Pesquisa Quaest: 80% dos cariocas acreditam que chefes do crime vivem em bairros ricos, e não nas favelas

por Redação

Uma pesquisa do instituto Genial/Quaest, divulgada nesta segunda-feira (3), revelou uma percepção contundente entre os moradores do Rio de Janeiro: 80% acreditam que os verdadeiros chefes das facções criminosas estão nos bairros ricos da cidade, e não nas favelas.
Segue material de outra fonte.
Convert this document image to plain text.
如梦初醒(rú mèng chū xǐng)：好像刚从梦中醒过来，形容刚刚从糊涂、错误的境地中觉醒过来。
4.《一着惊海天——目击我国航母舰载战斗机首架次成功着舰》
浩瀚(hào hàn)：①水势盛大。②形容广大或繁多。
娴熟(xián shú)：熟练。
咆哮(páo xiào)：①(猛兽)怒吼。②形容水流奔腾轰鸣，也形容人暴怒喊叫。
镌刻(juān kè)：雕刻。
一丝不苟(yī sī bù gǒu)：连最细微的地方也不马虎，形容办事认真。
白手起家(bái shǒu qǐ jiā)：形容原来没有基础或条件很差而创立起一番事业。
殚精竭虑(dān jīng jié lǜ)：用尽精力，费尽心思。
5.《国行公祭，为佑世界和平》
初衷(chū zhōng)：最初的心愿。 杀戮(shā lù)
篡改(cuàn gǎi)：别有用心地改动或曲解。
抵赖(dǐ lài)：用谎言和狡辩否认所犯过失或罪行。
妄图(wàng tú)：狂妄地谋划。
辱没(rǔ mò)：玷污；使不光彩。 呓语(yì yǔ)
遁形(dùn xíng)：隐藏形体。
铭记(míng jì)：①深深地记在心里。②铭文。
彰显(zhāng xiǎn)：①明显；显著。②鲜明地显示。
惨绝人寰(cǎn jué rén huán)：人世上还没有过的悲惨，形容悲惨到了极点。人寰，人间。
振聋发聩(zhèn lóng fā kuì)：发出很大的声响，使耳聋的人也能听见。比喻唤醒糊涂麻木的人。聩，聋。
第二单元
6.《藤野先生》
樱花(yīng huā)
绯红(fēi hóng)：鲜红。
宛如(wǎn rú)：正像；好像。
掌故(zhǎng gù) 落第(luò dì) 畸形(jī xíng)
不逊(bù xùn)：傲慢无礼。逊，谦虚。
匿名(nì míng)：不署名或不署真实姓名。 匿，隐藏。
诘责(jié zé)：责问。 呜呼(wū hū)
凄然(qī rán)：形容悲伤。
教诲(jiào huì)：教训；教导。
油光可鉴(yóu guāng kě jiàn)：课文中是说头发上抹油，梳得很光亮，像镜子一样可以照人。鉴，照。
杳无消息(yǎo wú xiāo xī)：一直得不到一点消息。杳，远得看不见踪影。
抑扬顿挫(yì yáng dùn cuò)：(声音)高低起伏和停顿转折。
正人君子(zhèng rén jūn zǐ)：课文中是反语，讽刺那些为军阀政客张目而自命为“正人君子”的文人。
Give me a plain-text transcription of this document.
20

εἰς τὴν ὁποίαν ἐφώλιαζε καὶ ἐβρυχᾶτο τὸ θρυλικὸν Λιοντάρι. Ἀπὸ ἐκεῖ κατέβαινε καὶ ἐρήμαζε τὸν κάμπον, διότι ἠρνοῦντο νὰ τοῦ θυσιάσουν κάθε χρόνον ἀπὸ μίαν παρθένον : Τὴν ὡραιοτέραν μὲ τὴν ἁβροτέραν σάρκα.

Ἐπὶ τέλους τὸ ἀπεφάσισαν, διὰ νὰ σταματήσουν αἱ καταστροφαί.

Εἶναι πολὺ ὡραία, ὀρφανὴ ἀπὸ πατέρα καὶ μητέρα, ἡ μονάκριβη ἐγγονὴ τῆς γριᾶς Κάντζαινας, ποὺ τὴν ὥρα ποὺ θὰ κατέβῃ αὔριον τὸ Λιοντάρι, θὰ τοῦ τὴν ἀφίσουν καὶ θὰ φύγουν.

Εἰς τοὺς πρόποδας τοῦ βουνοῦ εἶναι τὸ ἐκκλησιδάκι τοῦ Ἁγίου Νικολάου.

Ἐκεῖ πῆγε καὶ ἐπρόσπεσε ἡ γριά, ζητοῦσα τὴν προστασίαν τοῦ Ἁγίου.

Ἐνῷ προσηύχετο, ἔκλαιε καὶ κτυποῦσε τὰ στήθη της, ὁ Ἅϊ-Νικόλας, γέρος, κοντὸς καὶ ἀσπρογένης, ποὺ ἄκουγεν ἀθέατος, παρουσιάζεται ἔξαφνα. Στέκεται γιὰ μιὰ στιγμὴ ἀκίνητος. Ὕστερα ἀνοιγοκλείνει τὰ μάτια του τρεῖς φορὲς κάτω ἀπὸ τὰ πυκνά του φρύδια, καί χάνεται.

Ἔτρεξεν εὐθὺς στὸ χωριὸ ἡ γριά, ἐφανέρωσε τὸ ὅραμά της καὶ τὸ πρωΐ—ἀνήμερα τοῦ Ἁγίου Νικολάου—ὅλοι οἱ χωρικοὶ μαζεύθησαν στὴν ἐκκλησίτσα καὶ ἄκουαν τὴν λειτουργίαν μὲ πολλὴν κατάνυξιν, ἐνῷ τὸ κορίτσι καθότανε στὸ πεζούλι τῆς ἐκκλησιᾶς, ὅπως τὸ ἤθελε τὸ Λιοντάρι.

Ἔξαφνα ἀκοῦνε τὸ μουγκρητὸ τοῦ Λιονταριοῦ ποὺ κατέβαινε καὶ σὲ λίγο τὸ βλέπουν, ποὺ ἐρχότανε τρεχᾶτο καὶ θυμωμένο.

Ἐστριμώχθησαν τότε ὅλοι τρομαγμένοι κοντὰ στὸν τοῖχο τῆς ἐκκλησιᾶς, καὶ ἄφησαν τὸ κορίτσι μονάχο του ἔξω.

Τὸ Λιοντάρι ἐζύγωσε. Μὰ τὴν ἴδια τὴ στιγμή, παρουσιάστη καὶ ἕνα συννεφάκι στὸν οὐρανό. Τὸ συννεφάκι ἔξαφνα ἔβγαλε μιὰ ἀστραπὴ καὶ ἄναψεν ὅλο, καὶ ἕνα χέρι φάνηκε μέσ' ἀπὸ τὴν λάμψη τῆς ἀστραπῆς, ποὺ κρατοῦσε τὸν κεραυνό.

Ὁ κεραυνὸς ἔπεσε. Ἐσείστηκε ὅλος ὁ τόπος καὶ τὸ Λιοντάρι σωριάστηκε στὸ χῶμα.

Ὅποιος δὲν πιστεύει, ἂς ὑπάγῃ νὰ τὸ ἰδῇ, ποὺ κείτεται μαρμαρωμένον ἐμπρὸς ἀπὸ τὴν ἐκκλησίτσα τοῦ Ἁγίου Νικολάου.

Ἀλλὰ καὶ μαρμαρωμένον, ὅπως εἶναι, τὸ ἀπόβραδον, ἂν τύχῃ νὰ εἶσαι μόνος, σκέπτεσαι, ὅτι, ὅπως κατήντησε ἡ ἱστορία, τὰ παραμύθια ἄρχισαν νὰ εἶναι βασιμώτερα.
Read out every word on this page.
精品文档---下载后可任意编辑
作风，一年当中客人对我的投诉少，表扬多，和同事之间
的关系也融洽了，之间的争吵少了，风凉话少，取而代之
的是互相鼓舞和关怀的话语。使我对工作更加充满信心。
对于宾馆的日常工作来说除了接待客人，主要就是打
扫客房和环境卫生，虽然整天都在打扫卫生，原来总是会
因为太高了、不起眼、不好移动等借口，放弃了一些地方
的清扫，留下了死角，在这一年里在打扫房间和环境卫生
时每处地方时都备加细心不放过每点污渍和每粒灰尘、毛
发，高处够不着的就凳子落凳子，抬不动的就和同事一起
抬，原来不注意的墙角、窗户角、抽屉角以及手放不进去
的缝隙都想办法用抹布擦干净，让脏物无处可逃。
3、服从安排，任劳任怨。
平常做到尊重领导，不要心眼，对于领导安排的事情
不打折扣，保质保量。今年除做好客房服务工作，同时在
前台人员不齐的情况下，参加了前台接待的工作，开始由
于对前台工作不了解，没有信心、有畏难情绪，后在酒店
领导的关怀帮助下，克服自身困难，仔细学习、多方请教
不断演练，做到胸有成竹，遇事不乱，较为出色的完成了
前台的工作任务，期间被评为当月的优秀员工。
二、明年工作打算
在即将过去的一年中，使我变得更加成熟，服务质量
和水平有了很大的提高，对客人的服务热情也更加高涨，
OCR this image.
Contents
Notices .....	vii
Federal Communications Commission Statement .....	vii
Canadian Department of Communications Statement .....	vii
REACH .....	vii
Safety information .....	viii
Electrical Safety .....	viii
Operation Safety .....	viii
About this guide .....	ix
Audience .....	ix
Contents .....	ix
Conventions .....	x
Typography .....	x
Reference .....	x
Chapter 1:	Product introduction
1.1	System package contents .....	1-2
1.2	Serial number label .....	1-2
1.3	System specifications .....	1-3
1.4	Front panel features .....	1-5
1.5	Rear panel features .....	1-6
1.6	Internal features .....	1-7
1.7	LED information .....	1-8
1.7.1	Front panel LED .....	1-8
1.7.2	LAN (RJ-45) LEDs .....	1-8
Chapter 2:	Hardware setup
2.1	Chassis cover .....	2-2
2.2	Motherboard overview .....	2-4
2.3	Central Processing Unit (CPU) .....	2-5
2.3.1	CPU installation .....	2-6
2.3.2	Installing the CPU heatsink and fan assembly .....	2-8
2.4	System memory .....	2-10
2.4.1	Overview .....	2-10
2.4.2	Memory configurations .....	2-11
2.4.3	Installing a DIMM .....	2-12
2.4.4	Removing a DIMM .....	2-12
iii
O levantamento foi realizado após a megaoperação nos Complexos do Alemão e da Penha, que deixou 121 mortos e entrou para a história como a mais letal já registrada no estado.

O estudo ouviu 1.500 pessoas entre os dias 30 e 31 de outubro e mostra um profundo descrédito da população em relação às autoridades. De acordo com o levantamento, 78% dos entrevistados afirmam que a Justiça é falha e que “a polícia prende, mas a Justiça solta”, perpetuando o ciclo de violência e impunidade.

A pesquisa também revela que o tráfico de drogas não é visto como a principal fonte de renda das facções. Mais da metade dos entrevistados (56%) acredita que os criminosos lucram mais com atividades ilegais alternativas, como transporte irregular, pirataria de sinal de internet e venda de combustível adulterado.

No campo político, o dado mais alarmante: 82% dos moradores do Rio acreditam que líderes de facções ajudam a eleger deputados e, por isso, raramente são presos. Essa percepção reforça a ideia de que o crime organizado exerce influência direta sobre a política, atuando como um poder paralelo.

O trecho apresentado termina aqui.